专题研讨会日程安排
时间:2019年4月11日-14日 上午8:30-11:30 下午14:00-17:30
地点:西安天域凯莱大饭店
活动召集人:西安交通大学肖燕妮教授
时间 |
主题 |
演讲专家 |
4月12日 8:30 – 11:30 |
基于动力学理论的时间序列预测方法 |
主讲人:陈洛南 介绍人:陈川等 |
4月12日 14:00 – 17:30 |
基于动力学理论的健康临界状态量化方法 |
主讲人:刘锐 介绍人:刘小平、王勇、陈洛南等 |
4月13日 8:30 – 11:30 |
数据驱动的因果关系推断方法 |
主讲人:林伟 介绍人:马欢飞、李铁军、王勇等 |
4月13日 14:00 – 17:30 |
单细胞数据分析理论和方法 |
主讲人:李铁军、王勇 介绍人:万林,马亮,戴昊、曾涛等 |
4月14日 8:30 – 11:30 |
动力学及生物数学 |
主讲人:肖燕妮; 介绍人:林伟、唐三一等 |
专题研讨会报告介绍
(按报告先后排序)
Topic1: Predicting future dynamics based on short-term high-dimension data.
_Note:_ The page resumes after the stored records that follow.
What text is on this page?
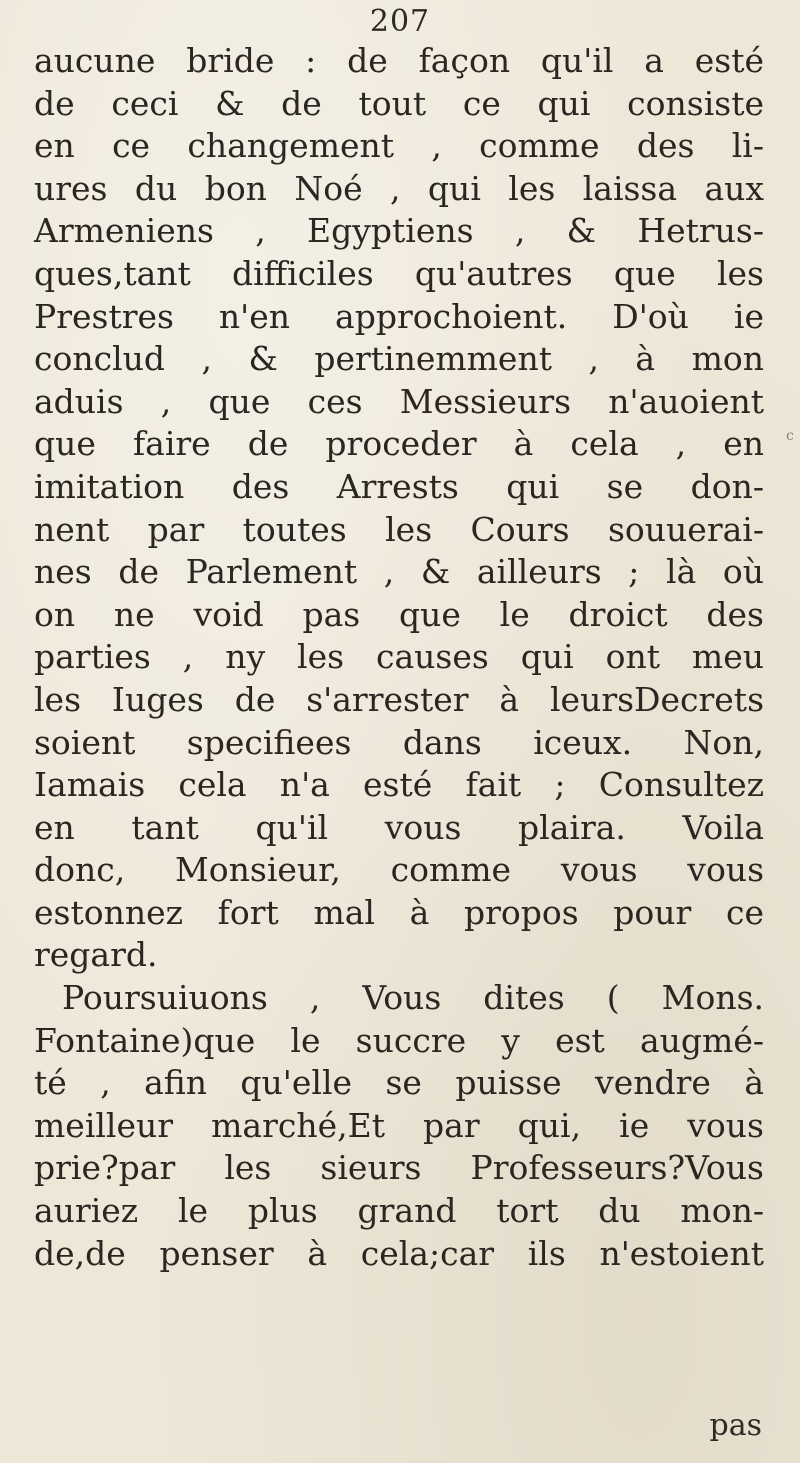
207
aucune bride : de façon qu'il a esté
de ceci & de tout ce qui consiste
en ce changement , comme des li-
ures du bon Noé , qui les laissa aux
Armeniens , Egyptiens , & Hetrus-
ques,tant difficiles qu'autres que les
Prestres n'en approchoient. D'où ie
conclud , & pertinemment , à mon
aduis , que ces Messieurs n'auoient
que faire de proceder à cela , en
imitation des Arrests qui se don-
nent par toutes les Cours souuerai-
nes de Parlement , & ailleurs ; là où
on ne void pas que le droict des
parties , ny les causes qui ont meu
les Iuges de s'arrester à leursDecrets
soient specifiees dans iceux. Non,
Iamais cela n'a esté fait ; Consultez
en tant qu'il vous plaira. Voila
donc, Monsieur, comme vous vous
estonnez fort mal à propos pour ce
regard.
Poursuiuons , Vous dites ( Mons.
Fontaine)que le succre y est augmé-
té , afin qu'elle se puisse vendre à
meilleur marché,Et par qui, ie vous
prie?par les sieurs Professeurs?Vous
auriez le plus grand tort du mon-
de,de penser à cela;car ils n'estoient
c
pas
Speaker: Luonan Chen Chinese Academy of Sciences
Abstract: Future state prediction for nonlinear dynamical systems is a challenging task, particularly when only a few time series samples for high-dimensional variables are available from real-world systems. In this work, we propose a model-free framework, named randomly distributed embedding (RDE), to achieve accurate future state prediction based on short-term high-dimensional data. Specifically, from the observed data of high-dimensional variables, the RDE framework randomly generates a sufficient number of low-dimensional “nondelay embeddings” and maps each of them to a “delay embedding,” which is constructed from the data of a to be predicted target variable. Any of these mappings can perform as a low-dimensional weak predictor for future state prediction, and all of such mappings generate a distribution of predicted future states. This distribution actually patches all pieces of association information from various embeddings unbiasedly or biasedly into the whole dynamics of the target variable, which after operated by appropriate estimation strategies, creates a stronger predictor for achieving prediction in a more reliable and robust form. Through applying the RDE framework to data from both representative models and real-world systems, we reveal that a high-dimension feature is no longer an obstacle but a source of information crucial to accurate prediction for short-term data, even under noise deterioration.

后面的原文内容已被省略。